The Welfare Reform Act and the Apprenticeships, Skills, Children and Learning Act were among 13 bills receiving royal assent in the final week of the parliamentary session.
The disability charity RADAR said it had major concerns about the Welfare Reform Act, which will introduce benefits sanctions for many claimants who do not try to find work.
Caroline Ellis, RADAR’s joint deputy chief executive, said much of the bill was “very worrying” and would see a benefits regime that was “draconian, disabling, disempowering and inappropriate”, although the government had provided concessions to some lone parents with disabled children.
She said the “new deal” the government had previously offered disabled people had “turned sour”.
Ellis said the new act was “all responsibilities and no rights”, while thousands of disabled people are being “utterly inappropriately” denied the new employment and support allowance and shifted instead onto jobseeker’s allowance “where they risk being pushed into poverty and left without effective support”.
She added: “There is nothing in the bill to break down the barriers to work, nothing to create new jobs.”
But she said RADAR “strongly” supported parts of the act which will test out a new “right to control” for disabled adults.
This will put state funds from programmes such as access to work, the independent living funds and council care services into personal budgets – single pots of money – for disabled people to use as they wish.

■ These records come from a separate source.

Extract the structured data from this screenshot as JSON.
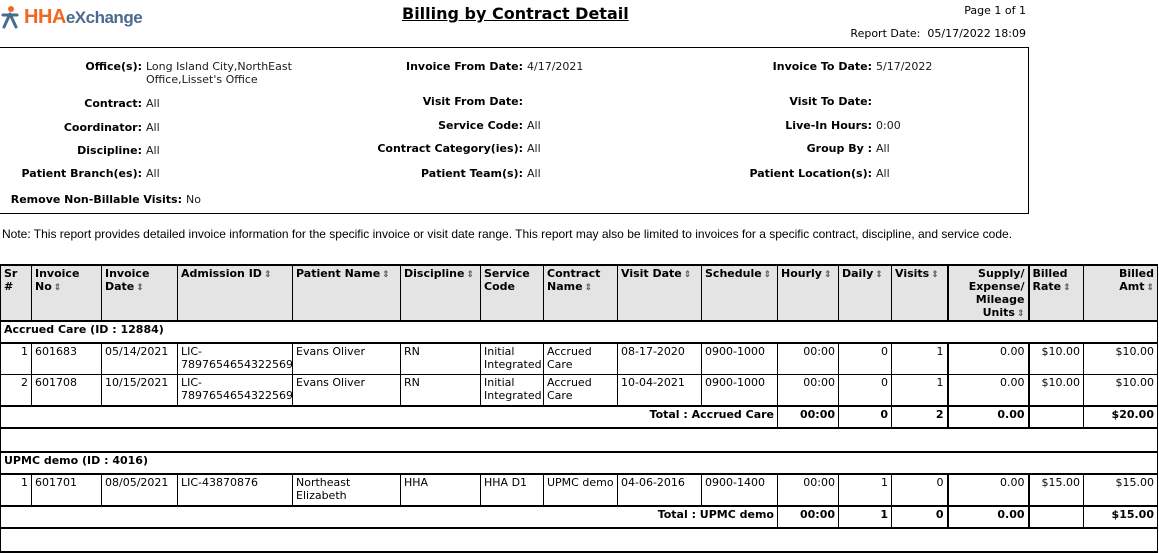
{
  "header": {
    "logo_hha": "HHA",
    "logo_exchange": "eXchange",
    "title": "Billing by Contract Detail",
    "page_label": "Page  1 of 1",
    "report_date_label": "Report Date:",
    "report_date": "05/17/2022 18:09"
  },
  "criteria": {
    "offices": {
      "label": "Office(s):",
      "value": "Long Island City,NorthEast Office,Lisset's Office"
    },
    "invoice_from": {
      "label": "Invoice From Date:",
      "value": "4/17/2021"
    },
    "invoice_to": {
      "label": "Invoice To Date:",
      "value": "5/17/2022"
    },
    "contract": {
      "label": "Contract:",
      "value": "All"
    },
    "visit_from": {
      "label": "Visit From Date:",
      "value": ""
    },
    "visit_to": {
      "label": "Visit To Date:",
      "value": ""
    },
    "coordinator": {
      "label": "Coordinator:",
      "value": "All"
    },
    "service_code": {
      "label": "Service Code:",
      "value": "All"
    },
    "live_in_hours": {
      "label": "Live-In Hours:",
      "value": "0:00"
    },
    "discipline": {
      "label": "Discipline:",
      "value": "All"
    },
    "contract_category": {
      "label": "Contract Category(ies):",
      "value": "All"
    },
    "group_by": {
      "label": "Group By :",
      "value": "All"
    },
    "patient_branch": {
      "label": "Patient Branch(es):",
      "value": "All"
    },
    "patient_team": {
      "label": "Patient Team(s):",
      "value": "All"
    },
    "patient_location": {
      "label": "Patient Location(s):",
      "value": "All"
    },
    "remove_non_billable": {
      "label": "Remove Non-Billable Visits:",
      "value": "No"
    }
  },
  "note": "Note: This report provides detailed invoice information for the specific invoice or visit date range. This report may also be limited to invoices for a specific contract, discipline, and service code.",
  "table": {
    "columns": [
      "Sr #",
      "Invoice No",
      "Invoice Date",
      "Admission ID",
      "Patient Name",
      "Discipline",
      "Service Code",
      "Contract Name",
      "Visit Date",
      "Schedule",
      "Hourly",
      "Daily",
      "Visits",
      "Supply/ Expense/ Mileage Units",
      "Billed Rate",
      "Billed Amt"
    ],
    "sort_icon": "sort-icon",
    "groups": [
      {
        "title": "Accrued Care (ID : 12884)",
        "rows": [
          {
            "sr": "1",
            "invoice_no": "601683",
            "invoice_date": "05/14/2021",
            "admission_id": "LIC-7897654654322569",
            "patient": "Evans Oliver",
            "discipline": "RN",
            "service_code": "Initial Integrated",
            "contract": "Accrued Care",
            "visit_date": "08-17-2020",
            "schedule": "0900-1000",
            "hourly": "00:00",
            "daily": "0",
            "visits": "1",
            "units": "0.00",
            "rate": "$10.00",
            "amt": "$10.00"
          },
          {
            "sr": "2",
            "invoice_no": "601708",
            "invoice_date": "10/15/2021",
            "admission_id": "LIC-7897654654322569",
            "patient": "Evans Oliver",
            "discipline": "RN",
            "service_code": "Initial Integrated",
            "contract": "Accrued Care",
            "visit_date": "10-04-2021",
            "schedule": "0900-1000",
            "hourly": "00:00",
            "daily": "0",
            "visits": "1",
            "units": "0.00",
            "rate": "$10.00",
            "amt": "$10.00"
          }
        ],
        "total": {
          "label": "Total : Accrued Care",
          "hourly": "00:00",
          "daily": "0",
          "visits": "2",
          "units": "0.00",
          "rate": "",
          "amt": "$20.00"
        }
      },
      {
        "title": "UPMC demo (ID : 4016)",
        "rows": [
          {
            "sr": "1",
            "invoice_no": "601701",
            "invoice_date": "08/05/2021",
            "admission_id": "LIC-43870876",
            "patient": "Northeast Elizabeth",
            "discipline": "HHA",
            "service_code": "HHA D1",
            "contract": "UPMC demo",
            "visit_date": "04-06-2016",
            "schedule": "0900-1400",
            "hourly": "00:00",
            "daily": "1",
            "visits": "0",
            "units": "0.00",
            "rate": "$15.00",
            "amt": "$15.00"
          }
        ],
        "total": {
          "label": "Total : UPMC demo",
          "hourly": "00:00",
          "daily": "1",
          "visits": "0",
          "units": "0.00",
          "rate": "",
          "amt": "$15.00"
        }
      }
    ]
  }
}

Meanwhile, campaigners say the Apprenticeships, Skills, Children and Learning Act should make it easier for disabled young people to undergo apprenticeships.

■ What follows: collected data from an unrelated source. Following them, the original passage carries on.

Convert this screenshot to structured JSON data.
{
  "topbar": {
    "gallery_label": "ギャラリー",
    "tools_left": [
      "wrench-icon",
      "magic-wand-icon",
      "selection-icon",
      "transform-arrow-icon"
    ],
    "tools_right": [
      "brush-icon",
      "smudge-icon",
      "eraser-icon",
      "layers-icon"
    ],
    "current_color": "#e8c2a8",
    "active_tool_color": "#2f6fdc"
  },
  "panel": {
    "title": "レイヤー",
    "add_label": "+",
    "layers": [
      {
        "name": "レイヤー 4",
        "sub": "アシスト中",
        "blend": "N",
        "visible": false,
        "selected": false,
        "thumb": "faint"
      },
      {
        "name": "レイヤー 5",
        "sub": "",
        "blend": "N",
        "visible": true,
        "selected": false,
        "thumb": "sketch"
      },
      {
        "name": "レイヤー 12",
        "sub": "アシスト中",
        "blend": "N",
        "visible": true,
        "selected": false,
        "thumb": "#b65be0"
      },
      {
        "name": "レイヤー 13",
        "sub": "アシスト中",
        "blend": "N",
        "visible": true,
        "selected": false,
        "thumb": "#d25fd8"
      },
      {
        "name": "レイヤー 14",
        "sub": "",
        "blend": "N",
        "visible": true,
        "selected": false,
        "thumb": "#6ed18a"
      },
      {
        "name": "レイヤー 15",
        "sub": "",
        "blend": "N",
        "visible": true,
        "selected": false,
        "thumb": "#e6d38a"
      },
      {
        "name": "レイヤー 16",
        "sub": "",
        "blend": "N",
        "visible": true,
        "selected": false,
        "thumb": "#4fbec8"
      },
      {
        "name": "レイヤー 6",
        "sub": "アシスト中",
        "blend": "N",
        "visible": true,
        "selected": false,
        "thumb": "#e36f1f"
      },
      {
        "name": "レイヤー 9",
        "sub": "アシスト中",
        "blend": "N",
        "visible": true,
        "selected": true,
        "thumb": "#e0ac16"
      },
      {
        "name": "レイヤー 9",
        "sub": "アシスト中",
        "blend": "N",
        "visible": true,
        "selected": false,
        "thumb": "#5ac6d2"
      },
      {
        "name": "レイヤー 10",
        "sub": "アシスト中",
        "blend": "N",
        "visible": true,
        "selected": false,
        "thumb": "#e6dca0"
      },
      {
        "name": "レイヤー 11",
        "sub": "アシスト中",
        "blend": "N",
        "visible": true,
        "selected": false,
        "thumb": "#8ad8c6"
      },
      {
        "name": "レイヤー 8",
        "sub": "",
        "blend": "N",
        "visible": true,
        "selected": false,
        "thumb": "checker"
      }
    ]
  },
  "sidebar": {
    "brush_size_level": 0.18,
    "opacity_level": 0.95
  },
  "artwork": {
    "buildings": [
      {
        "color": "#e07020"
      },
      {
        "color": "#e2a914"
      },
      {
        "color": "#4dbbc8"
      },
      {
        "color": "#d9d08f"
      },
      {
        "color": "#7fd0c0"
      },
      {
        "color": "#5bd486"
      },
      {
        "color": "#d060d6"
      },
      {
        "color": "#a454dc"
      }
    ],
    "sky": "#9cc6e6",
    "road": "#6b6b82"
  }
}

Simone Aspis, campaigns and policy coordinator for The Alliance for Inclusive Education (ALLFIE), said: “We are absolutely delighted that disabled young people will have a much stronger entitlement to participate in apprenticeships.”
But she warned that “the hard work begins now”, because the regulations that will flesh out the new act – and describe exactly what rights disabled young people will have in practice – have yet to be written.
The government has also pledged to look at funding issues around disabled young people’s access to mainstream education courses.
Skill, the disabled students’ charity, also welcomed the new act and the government’s commitment that disabled learners will receive the support they need, whether on an apprenticeship or in further education, and however it is funded.
ALLFIE, Skill and other disability organisations will now embark on several months of intense lobbying in a bid to shape the regulations and commissioning framework for local authorities, and secure the strongest possible opportunities and support for disabled students.